PLSDB (v. 2020_11_19) BioSample Attributes #10

Closed haruosuz closed 2 years ago

haruosuz commented 3 years ago

PLSDB (version 2020_11_19) was inspected.

For Location_BIOSAMPLE, of the 27939 records, 9057 were NA, 1112 were "missing", and 259 were "not applicable". Maybe the uninformative words (e.g. "missing" and "not applicable") should be NA?

I wonder if collection_date could be included in PLSDB? https://www.ncbi.nlm.nih.gov/biosample/docs/attributes/

Is it better to filter out unusual sequences such as plasmid with GC_NUCCORE = 0.0106 ? https://www.ncbi.nlm.nih.gov/nuccore/NZ_CP026741.1

VGalata commented 3 years ago

Dear @haruosuz,

I agree with the first two suggestions: the values in column Location_BIOSAMPLE matching "missing" and "not applicable" could be set to NA to indicate missing information, and we could include the Biosample collection date if it is available.

Regarding your last question about whether it is better to filter out unusual plasmid sequences based on their GC content: depending on what you want to do with the data, I would say that removing records with extreme and unusual values makes sense. Additionally to GC content, you can consider to use sequence length (see also issue #8).
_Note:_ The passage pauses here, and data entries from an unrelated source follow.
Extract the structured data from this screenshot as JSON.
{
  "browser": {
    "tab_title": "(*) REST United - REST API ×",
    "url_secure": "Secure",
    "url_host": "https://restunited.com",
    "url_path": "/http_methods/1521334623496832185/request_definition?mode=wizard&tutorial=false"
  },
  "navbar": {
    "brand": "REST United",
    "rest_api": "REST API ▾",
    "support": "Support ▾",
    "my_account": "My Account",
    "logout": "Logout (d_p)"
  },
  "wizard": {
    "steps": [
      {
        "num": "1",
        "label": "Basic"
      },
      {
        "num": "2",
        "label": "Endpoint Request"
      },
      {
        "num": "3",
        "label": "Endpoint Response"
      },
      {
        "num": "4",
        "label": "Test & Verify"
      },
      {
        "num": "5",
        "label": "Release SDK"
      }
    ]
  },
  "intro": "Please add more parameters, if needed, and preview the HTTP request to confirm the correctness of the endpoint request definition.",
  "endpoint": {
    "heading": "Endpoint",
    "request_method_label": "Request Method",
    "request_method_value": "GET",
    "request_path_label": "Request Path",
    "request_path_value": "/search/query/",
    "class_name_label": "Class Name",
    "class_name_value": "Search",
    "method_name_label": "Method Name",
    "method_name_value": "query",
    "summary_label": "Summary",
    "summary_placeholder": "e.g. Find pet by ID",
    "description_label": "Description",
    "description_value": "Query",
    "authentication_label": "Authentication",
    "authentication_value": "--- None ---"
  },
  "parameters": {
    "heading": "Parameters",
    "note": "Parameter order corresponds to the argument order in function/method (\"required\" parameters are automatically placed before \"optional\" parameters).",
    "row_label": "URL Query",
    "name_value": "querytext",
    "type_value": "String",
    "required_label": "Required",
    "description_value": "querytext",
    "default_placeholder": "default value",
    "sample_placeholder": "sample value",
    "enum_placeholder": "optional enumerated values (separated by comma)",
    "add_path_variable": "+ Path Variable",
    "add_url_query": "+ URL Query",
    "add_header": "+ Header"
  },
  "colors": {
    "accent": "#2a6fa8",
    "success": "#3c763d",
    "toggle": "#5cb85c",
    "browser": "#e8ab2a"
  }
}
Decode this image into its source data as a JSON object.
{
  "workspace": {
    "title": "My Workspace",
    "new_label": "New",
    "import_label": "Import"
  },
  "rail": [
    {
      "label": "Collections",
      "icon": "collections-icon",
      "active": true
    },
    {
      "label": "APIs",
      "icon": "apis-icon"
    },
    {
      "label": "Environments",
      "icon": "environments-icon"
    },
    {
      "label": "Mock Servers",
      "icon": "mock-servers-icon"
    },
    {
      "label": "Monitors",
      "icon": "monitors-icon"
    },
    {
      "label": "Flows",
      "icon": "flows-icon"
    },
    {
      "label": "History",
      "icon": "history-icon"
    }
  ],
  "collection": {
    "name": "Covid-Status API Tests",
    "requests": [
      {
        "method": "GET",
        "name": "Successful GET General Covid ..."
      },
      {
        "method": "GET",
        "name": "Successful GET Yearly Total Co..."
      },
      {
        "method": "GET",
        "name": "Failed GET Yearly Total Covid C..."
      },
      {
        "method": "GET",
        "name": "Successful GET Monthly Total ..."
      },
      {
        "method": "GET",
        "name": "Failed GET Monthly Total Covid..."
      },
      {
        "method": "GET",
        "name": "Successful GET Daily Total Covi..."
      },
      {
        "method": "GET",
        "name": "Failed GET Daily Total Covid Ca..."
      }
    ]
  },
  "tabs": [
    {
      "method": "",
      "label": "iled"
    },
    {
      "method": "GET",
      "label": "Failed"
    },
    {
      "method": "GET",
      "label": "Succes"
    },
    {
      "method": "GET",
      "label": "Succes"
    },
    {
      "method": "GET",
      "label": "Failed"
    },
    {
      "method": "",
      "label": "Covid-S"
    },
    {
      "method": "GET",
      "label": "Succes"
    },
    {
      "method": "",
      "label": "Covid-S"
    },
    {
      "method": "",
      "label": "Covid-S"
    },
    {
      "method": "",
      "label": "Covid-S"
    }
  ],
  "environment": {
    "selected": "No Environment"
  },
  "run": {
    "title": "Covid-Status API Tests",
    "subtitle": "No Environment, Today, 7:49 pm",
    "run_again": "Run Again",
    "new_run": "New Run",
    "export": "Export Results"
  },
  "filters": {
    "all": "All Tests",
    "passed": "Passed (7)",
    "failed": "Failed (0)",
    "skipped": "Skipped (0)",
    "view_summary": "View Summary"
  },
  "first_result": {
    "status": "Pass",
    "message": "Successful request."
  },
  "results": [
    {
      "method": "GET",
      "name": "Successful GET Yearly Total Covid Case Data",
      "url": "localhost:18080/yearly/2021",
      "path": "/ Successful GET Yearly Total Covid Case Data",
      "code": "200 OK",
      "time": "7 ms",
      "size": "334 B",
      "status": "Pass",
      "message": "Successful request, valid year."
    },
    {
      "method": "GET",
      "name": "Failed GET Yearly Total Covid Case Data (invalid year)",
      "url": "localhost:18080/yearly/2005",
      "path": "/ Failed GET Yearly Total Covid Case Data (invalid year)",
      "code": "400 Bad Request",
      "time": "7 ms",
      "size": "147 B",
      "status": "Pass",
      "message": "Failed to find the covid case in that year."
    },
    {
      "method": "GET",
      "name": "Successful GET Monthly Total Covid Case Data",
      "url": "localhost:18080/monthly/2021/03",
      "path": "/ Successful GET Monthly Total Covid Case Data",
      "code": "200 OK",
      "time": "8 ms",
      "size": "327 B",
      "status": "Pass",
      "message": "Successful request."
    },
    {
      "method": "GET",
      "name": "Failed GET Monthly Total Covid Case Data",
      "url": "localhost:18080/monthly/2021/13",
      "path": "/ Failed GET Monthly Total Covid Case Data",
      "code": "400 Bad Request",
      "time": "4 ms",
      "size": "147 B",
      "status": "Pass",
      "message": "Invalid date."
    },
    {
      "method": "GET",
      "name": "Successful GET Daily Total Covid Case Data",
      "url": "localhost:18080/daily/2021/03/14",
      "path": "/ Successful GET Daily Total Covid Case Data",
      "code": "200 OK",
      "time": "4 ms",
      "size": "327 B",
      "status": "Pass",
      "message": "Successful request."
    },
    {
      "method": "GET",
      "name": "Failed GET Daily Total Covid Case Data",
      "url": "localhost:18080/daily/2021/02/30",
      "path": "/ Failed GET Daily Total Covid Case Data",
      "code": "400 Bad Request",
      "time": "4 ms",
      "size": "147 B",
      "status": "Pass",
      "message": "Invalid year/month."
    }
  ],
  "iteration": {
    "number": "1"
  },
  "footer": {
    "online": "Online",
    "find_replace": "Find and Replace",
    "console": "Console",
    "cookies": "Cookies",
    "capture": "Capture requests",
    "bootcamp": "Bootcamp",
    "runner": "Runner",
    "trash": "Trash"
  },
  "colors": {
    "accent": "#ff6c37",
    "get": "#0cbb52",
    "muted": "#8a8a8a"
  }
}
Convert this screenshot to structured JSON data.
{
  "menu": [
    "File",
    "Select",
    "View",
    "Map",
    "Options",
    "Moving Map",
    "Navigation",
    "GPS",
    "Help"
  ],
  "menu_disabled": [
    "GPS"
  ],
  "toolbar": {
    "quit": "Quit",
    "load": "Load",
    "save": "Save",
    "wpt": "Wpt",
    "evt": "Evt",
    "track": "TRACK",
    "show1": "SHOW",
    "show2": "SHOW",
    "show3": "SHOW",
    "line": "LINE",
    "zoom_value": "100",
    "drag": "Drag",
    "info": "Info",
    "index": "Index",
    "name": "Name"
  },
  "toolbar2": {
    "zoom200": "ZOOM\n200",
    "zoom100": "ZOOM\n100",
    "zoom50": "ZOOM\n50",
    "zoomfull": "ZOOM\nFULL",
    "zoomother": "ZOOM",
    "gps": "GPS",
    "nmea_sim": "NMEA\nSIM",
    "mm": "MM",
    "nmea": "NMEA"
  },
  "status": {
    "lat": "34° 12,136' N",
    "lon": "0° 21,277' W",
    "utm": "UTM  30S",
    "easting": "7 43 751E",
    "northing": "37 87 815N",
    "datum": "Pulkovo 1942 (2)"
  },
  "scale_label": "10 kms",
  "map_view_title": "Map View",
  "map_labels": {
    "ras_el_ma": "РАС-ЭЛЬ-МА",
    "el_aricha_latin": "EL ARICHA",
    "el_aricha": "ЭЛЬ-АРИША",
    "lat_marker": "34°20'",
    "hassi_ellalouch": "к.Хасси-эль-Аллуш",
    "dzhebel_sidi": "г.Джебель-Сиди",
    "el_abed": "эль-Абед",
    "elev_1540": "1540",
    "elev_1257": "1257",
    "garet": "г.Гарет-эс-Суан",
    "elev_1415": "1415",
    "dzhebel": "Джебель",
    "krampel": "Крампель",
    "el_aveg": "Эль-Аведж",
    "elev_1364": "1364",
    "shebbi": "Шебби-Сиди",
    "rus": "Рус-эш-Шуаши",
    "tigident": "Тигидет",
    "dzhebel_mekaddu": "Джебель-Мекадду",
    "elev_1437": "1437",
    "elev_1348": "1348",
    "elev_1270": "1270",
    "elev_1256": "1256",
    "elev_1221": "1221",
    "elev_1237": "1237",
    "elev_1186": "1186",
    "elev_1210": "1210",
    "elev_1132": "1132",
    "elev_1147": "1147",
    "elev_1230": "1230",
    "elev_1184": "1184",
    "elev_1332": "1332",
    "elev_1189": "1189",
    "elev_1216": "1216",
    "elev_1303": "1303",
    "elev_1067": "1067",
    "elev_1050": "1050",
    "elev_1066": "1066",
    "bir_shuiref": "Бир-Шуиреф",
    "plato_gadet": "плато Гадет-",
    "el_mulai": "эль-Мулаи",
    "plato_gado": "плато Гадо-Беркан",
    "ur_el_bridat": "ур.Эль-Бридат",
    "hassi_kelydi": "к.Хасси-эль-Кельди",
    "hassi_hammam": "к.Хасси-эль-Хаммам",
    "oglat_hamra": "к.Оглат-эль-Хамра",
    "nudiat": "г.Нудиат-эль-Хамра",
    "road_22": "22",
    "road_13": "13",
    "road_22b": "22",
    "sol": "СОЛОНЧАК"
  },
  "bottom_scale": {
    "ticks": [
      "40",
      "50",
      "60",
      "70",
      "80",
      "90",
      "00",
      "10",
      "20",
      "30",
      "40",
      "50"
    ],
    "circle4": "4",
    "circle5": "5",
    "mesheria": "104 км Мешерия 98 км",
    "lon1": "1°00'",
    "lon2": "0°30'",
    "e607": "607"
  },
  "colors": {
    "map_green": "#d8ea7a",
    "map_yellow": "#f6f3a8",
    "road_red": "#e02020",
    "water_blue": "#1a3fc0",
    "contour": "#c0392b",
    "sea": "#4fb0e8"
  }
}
Let me know if you have further questions.

@SmalJonni, @Xethic Could we please include the first two suggestions in the next update?

  1. Replacing "missing" and "not applicable" values in Biosample's data table should be straight forward. I think these values can also appear in Biosample attributes.
  2. Including Biosample's collection date should not be very difficult. Let me know if you need help with the edirect's query commands. As @haruosuz said, the format of this field is described here.
Xethic commented 3 years ago

We scheduled it for the next major update. Thanks!

SmalJonni commented 2 years ago